The World Health Organisation on Wednesday called for bolstering efforts for malaria control and elimination by targeting malarial parasites believed to be less fatal, but now causing high disease burden.

According to WHO South-East Asia Regional Office, nearly 3.2 billion people continue to live in areas with risk of malaria infection, malaria needs to be high on the global agenda to achieve the target of 90 per cent reduction in deaths and disease, and elimination in 35 countries by 2030.

“Our efforts so far focused on the most deadly P falciparum malaria. We need to now broaden our strategy to include targeted interventions for P vivax malaria, which is contributing to a large proportion of global malaria burden, mainly in the WHO South-East Asia Region,” Dr Poonam Khetrapal Singh, Regional Director, said at a global malaria meeting. Of the 18.9 million P vivax malaria cases reported in 2012, nearly 13 million were from countries in the WHO South-East Asia Region.

According to a report published by the Department of Health Services in 2013, malaria control activities in Nepal are carried out in 65 districts. Out of the estimated total population living in endemic areas, 0.98 million (3.62 per cent) live in high risk VDCs, 2.66 million (9.8 per cent) in moderate risk VDCs and 9.38 million(34.52 per cent) live in low risk VDCs.
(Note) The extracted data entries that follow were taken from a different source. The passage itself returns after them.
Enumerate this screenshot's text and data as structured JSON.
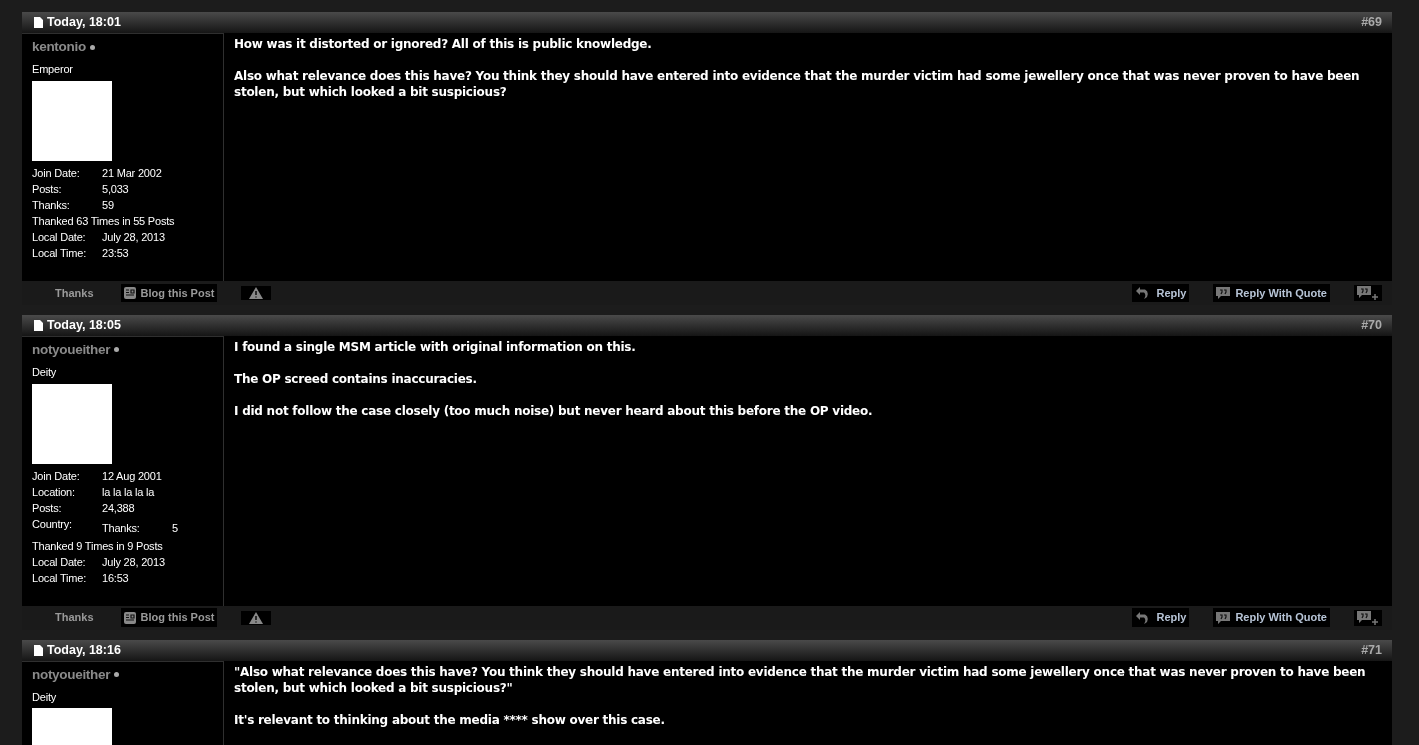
{
  "posts": [
    {
      "date": "Today, 18:01",
      "number": "#69",
      "user": {
        "name": "kentonio",
        "rank": "Emperor",
        "fields": [
          {
            "kind": "pair",
            "label": "Join Date:",
            "value": "21 Mar 2002"
          },
          {
            "kind": "pair",
            "label": "Posts:",
            "value": "5,033"
          },
          {
            "kind": "pair",
            "label": "Thanks:",
            "value": "59"
          },
          {
            "kind": "line",
            "label": "Thanked 63 Times in 55 Posts"
          },
          {
            "kind": "pair",
            "label": "Local Date:",
            "value": "July 28, 2013"
          },
          {
            "kind": "pair",
            "label": "Local Time:",
            "value": "23:53"
          }
        ]
      },
      "paragraphs": [
        "How was it distorted or ignored? All of this is public knowledge.",
        "Also what relevance does this have? You think they should have entered into evidence that the murder victim had some jewellery once that was never proven to have been stolen, but which looked a bit suspicious?"
      ],
      "actions": [
        {
          "kind": "thanks",
          "label": "Thanks"
        },
        {
          "kind": "blog",
          "label": "Blog this Post"
        },
        {
          "kind": "report"
        },
        {
          "kind": "reply",
          "label": "Reply"
        },
        {
          "kind": "quote",
          "label": "Reply With Quote"
        },
        {
          "kind": "multiquote"
        }
      ]
    },
    {
      "date": "Today, 18:05",
      "number": "#70",
      "user": {
        "name": "notyoueither",
        "rank": "Deity",
        "fields": [
          {
            "kind": "pair",
            "label": "Join Date:",
            "value": "12 Aug 2001"
          },
          {
            "kind": "pair",
            "label": "Location:",
            "value": "la la la la la"
          },
          {
            "kind": "pair",
            "label": "Posts:",
            "value": "24,388"
          },
          {
            "kind": "double",
            "label": "Country:",
            "sublabel": "Thanks:",
            "value": "5"
          },
          {
            "kind": "line",
            "label": "Thanked 9 Times in 9 Posts"
          },
          {
            "kind": "pair",
            "label": "Local Date:",
            "value": "July 28, 2013"
          },
          {
            "kind": "pair",
            "label": "Local Time:",
            "value": "16:53"
          }
        ]
      },
      "paragraphs": [
        "I found a single MSM article with original information on this.",
        "The OP screed contains inaccuracies.",
        "I did not follow the case closely (too much noise) but never heard about this before the OP video."
      ],
      "actions": [
        {
          "kind": "thanks",
          "label": "Thanks"
        },
        {
          "kind": "blog",
          "label": "Blog this Post"
        },
        {
          "kind": "report"
        },
        {
          "kind": "reply",
          "label": "Reply"
        },
        {
          "kind": "quote",
          "label": "Reply With Quote"
        },
        {
          "kind": "multiquote"
        }
      ]
    },
    {
      "date": "Today, 18:16",
      "number": "#71",
      "user": {
        "name": "notyoueither",
        "rank": "Deity"
      },
      "paragraphs": [
        "\"Also what relevance does this have? You think they should have entered into evidence that the murder victim had some jewellery once that was never proven to have been stolen, but which looked a bit suspicious?\"",
        "It's relevant to thinking about the media **** show over this case."
      ]
    }
  ]
}
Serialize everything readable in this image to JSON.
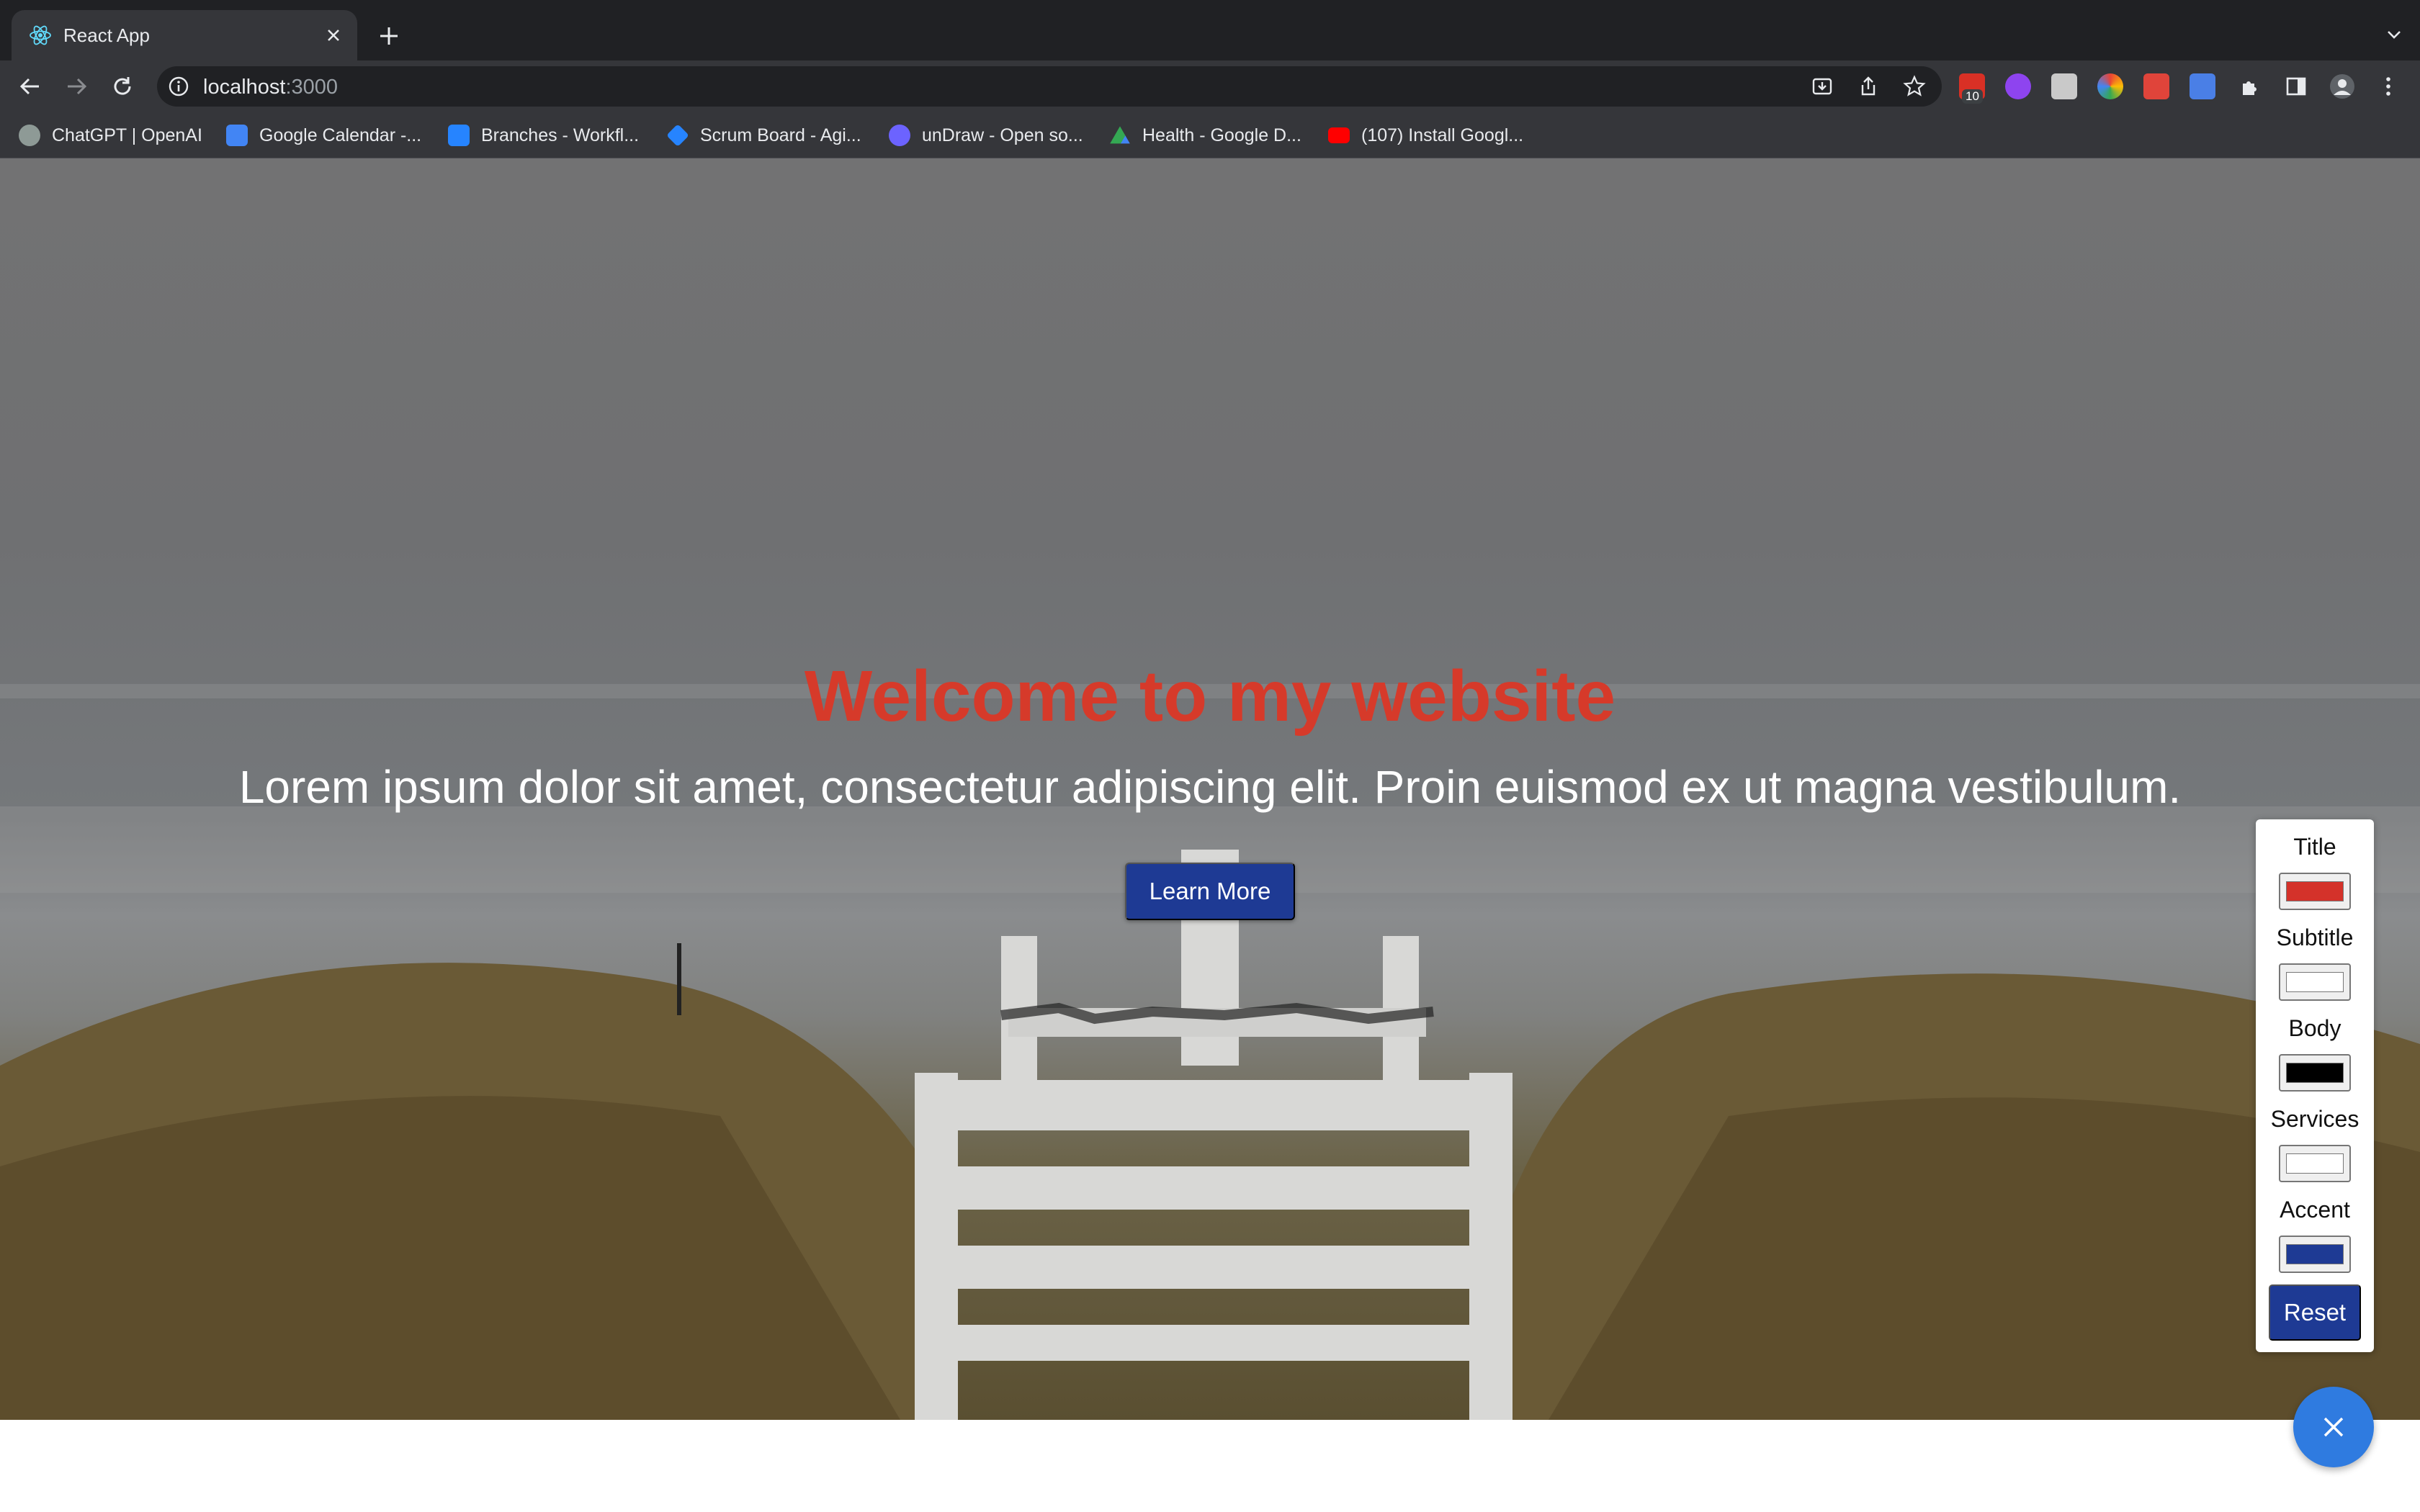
{
  "browser": {
    "tab": {
      "title": "React App",
      "favicon": "react-logo-icon"
    },
    "url": {
      "host": "localhost",
      "port": ":3000"
    },
    "extensions": {
      "badge_count": "10"
    },
    "bookmarks": [
      {
        "label": "ChatGPT | OpenAI",
        "icon": "openai-icon",
        "color": "#8e9a96"
      },
      {
        "label": "Google Calendar -...",
        "icon": "calendar-icon",
        "color": "#4285f4"
      },
      {
        "label": "Branches - Workfl...",
        "icon": "bitbucket-icon",
        "color": "#2684ff"
      },
      {
        "label": "Scrum Board - Agi...",
        "icon": "jira-icon",
        "color": "#2684ff"
      },
      {
        "label": "unDraw - Open so...",
        "icon": "undraw-icon",
        "color": "#6c63ff"
      },
      {
        "label": "Health - Google D...",
        "icon": "google-drive-icon",
        "color": "#34a853"
      },
      {
        "label": "(107) Install Googl...",
        "icon": "youtube-icon",
        "color": "#ff0000"
      }
    ]
  },
  "hero": {
    "title": "Welcome to my website",
    "subtitle": "Lorem ipsum dolor sit amet, consectetur adipiscing elit. Proin euismod ex ut magna vestibulum.",
    "button_label": "Learn More"
  },
  "color_panel": {
    "fields": [
      {
        "label": "Title",
        "color": "#d4322a"
      },
      {
        "label": "Subtitle",
        "color": "#ffffff"
      },
      {
        "label": "Body",
        "color": "#000000"
      },
      {
        "label": "Services",
        "color": "#ffffff"
      },
      {
        "label": "Accent",
        "color": "#1e3a94"
      }
    ],
    "reset_label": "Reset"
  },
  "fab": {
    "icon": "close-icon"
  }
}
The high risk areas consist of foothills and river belts, forest fringe areas, forests of Tarai area, inner valleys and Tarai districts. Low risk VDCs lie in plain cultivated outer Tarai, hill and mountain river valleys. Clinical ‘malaria’ cases have dropped from 73,259 in 2005 to 49,550 in 2012. Confirmed cases dropped as well from 5,050 in 2005 to 2,092 in 2012. The proportion of falciparum infections is slightly declining over time to reach 19 per cent in 2012. Recorded malaria deaths are drastically declining from more than 200 during the 2006 epidemic years to less than 10 in 2010 and zero in 2012.

“We need targeted strategies for P vivax malaria which presents distinct challenges for control and elimination compared to P falciparum. It is proving to be an extremely difficult parasite as it does not readily respond to the existing control measures and has the ability to remain hidden and beyond the reach of the currently available diagnostic tools and medication,” Dr Singh said.